Ever helpful Marie Claire magazine just interviewed a bed bug expert, because, you know, it’s just not good enough torturing you with advice about men and awful diets and how to do DIY dramatic eyes. Nope, not enough. So they have this nugget to share: DATING BASICALLY DOUBLES THE ODDS OF A BED BUG INFESTATION.
Well, hey. Isn’t that a pick-me-up? But Marie Claire is not all bad. They have tips for avoiding bed bug infestation when you go on your next hands-off-until-I-douse-you-with-black-market-DDT excursion with the opposite sex. Service journalism at its finest, this.
They recommend the following:
- Prescreening your guy by checking the Bedbug Registry to see if he’s infested! (In some countries, this is called stalking. That’s okay. What, do you want bed bugs?)
- Inspect your guy for bed bug bites. “People tend to look for the typical bite pattern (three red circles dubbed ‘breakfast, lunch, and dinner’ after bedbugs’ feeding habits), but you’re better off scanning his skin for a rash.” Good advice. Rashes are bad. Scanning for them, on the other hand, can be quite romantic — given the right lighting.
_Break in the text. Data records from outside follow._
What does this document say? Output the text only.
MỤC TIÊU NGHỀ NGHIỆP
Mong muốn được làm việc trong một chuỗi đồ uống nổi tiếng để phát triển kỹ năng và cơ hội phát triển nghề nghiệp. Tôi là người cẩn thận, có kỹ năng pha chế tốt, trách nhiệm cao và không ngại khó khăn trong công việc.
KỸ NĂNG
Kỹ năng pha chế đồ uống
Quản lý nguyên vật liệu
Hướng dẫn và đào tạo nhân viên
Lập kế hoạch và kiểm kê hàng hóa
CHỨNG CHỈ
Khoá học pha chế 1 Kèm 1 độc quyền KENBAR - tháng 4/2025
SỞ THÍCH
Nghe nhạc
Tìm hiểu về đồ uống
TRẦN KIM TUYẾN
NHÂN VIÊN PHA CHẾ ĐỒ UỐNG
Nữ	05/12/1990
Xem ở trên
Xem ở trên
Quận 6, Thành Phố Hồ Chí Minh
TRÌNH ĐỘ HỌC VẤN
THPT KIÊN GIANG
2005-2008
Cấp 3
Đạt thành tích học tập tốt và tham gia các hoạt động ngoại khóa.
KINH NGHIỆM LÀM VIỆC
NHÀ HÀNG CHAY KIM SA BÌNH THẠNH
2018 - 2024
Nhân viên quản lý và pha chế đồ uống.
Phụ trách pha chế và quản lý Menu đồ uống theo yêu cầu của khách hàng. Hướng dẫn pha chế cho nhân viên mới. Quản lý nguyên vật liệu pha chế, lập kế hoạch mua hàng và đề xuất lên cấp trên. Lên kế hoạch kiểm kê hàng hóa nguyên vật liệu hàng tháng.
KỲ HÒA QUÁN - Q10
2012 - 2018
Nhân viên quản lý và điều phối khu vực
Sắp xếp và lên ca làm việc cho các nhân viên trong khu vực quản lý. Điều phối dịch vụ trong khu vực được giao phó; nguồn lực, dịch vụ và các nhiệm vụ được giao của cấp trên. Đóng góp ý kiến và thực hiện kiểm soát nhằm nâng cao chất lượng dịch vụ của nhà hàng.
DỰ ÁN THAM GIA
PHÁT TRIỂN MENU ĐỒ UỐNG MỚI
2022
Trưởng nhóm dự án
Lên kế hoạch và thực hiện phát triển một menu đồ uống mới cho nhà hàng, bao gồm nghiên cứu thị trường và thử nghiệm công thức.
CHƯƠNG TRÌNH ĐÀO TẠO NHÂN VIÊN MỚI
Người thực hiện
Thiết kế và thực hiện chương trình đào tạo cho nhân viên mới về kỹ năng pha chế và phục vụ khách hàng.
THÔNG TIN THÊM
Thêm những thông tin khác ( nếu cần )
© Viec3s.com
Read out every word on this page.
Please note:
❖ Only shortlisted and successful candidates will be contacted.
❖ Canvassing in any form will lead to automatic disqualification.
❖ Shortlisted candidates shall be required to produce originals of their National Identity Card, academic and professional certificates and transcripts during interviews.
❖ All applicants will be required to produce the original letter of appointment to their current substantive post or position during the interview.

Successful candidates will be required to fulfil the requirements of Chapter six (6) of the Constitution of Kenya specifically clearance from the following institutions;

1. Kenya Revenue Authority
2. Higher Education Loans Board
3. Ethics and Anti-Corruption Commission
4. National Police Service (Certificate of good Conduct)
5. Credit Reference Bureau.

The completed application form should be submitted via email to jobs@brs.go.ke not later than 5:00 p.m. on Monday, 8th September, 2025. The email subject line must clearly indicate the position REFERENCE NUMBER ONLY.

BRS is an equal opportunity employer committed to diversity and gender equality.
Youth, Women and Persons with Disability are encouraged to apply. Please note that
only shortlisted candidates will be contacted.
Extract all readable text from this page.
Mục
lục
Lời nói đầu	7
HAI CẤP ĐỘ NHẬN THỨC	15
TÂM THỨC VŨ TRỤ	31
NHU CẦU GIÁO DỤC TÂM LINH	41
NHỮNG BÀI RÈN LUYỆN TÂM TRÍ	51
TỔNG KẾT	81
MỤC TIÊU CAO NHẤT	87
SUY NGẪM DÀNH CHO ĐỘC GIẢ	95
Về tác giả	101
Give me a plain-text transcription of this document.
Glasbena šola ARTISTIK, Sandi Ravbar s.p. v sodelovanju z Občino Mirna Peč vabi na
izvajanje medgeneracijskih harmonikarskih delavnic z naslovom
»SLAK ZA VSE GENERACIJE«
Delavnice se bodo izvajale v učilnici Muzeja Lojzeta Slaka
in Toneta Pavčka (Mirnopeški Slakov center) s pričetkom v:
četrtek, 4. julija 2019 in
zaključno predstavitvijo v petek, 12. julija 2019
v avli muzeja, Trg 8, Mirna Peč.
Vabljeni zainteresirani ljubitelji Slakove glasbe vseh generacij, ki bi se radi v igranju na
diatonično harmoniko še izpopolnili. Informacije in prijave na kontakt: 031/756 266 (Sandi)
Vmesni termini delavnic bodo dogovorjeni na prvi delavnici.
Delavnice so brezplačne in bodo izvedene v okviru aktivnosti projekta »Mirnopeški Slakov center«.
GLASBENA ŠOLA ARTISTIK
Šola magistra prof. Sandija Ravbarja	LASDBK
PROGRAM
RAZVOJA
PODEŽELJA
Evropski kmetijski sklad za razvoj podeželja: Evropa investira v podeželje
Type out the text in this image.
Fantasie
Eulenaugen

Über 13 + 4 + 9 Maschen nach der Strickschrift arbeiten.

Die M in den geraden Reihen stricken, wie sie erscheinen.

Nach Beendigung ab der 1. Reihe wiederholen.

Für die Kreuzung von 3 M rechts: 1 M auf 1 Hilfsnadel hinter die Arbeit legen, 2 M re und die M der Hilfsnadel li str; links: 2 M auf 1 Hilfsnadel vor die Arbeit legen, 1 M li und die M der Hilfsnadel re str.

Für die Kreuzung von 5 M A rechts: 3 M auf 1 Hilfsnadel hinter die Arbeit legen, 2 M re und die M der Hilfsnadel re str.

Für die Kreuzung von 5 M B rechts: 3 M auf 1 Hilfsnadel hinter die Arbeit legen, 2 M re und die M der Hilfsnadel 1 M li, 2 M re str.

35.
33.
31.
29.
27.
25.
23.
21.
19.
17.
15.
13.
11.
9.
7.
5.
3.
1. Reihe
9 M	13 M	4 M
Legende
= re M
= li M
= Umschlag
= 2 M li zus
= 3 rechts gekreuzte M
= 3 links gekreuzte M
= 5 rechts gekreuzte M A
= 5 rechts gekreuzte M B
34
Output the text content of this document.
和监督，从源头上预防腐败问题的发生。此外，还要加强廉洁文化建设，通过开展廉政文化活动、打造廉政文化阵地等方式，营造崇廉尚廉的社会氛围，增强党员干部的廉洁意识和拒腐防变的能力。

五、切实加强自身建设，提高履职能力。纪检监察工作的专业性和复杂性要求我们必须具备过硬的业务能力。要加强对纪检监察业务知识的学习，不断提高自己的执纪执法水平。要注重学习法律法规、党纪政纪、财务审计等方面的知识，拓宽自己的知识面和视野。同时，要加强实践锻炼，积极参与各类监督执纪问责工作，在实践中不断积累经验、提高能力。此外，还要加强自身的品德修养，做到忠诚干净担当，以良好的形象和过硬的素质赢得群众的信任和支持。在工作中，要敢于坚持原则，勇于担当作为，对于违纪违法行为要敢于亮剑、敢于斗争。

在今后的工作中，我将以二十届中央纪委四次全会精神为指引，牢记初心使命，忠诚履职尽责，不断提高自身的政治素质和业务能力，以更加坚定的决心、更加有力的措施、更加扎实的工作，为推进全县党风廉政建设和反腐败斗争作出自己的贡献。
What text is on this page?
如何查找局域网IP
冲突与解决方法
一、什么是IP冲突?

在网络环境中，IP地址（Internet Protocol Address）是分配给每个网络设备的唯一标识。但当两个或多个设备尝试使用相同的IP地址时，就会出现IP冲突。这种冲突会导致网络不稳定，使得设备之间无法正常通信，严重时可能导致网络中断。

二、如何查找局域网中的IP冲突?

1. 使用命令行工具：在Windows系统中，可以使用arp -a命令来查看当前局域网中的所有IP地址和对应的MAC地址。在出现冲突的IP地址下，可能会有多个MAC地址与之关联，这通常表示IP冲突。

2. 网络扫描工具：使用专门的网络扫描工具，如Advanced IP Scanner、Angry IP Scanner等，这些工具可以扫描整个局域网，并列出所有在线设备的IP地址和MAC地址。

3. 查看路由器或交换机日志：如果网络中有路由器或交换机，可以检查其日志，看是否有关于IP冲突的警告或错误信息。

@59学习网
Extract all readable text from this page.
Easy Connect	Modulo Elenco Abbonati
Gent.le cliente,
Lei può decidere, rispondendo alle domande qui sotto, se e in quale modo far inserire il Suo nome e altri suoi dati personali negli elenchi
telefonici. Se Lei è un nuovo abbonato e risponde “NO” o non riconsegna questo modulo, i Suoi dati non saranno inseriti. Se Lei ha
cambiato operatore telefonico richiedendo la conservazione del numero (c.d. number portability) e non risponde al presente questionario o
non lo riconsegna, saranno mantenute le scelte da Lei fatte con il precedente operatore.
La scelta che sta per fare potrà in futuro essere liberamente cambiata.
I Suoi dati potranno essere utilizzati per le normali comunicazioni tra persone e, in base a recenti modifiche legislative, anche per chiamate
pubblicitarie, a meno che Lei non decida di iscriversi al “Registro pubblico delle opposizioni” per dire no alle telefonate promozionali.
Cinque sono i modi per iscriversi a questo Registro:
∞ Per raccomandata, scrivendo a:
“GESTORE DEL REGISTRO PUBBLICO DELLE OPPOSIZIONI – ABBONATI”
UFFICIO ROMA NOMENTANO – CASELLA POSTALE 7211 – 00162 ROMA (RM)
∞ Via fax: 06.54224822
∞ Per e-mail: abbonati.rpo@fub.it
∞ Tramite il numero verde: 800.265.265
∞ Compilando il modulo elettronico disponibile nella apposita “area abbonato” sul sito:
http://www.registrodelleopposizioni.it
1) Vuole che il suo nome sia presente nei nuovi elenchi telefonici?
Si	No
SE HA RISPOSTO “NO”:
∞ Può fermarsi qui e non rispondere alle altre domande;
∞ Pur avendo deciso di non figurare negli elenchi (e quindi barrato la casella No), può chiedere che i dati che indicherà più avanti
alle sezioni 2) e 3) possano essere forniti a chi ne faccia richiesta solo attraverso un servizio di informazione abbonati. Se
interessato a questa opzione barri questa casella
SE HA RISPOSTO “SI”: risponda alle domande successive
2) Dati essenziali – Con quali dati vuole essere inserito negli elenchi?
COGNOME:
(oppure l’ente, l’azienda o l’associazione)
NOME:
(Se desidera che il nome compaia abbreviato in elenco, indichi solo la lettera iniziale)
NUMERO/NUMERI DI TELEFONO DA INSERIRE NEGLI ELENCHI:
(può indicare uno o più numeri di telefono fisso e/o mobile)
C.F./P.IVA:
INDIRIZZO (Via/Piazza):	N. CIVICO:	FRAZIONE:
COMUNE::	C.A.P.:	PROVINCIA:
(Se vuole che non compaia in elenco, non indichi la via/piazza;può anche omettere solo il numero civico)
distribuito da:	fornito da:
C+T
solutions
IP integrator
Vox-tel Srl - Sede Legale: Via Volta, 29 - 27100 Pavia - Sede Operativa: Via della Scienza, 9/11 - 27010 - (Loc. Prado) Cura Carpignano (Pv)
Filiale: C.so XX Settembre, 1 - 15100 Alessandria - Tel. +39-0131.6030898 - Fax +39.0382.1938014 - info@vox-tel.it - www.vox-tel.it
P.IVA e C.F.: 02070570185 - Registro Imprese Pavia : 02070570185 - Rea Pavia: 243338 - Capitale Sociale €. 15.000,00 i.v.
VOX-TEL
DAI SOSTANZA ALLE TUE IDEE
- Don’t go to the movies or anywhere with “plush furniture.” Instead, “Opt for ice-skating, bars without padded booths, or museums.” Never sit anywhere, and definitely don’t lie on his bed. If you must spend the night, spend it in the bathtub, wrapped in a bed bug-protective mattress cover.
- When you’re in his apartment, inspect it! Don’t ignore the place where the ceiling meets the wall, where bedbugs like to hang out. Plus, looking up makes your neck look long and slender. Also, check his electrical outlets and light-switch plates. (You can claim a shared interest in technology.) And inhale deeply for that telltale whiff of a “rotten raspberry scent” that might be bed bugs, or old yogurt.
- Communicate! Ask if he has bed bugs! If he says yes, you can still sleep with him, but not at his place: “As long as his clothes have been thoroughly sanitized, it’s OK to bring him home with you.”
Marie Claire, thank you for taking this load off our mind.
We would only add: Never go on a date with a bed bug. They never pay, and they’re pretty much all assholes.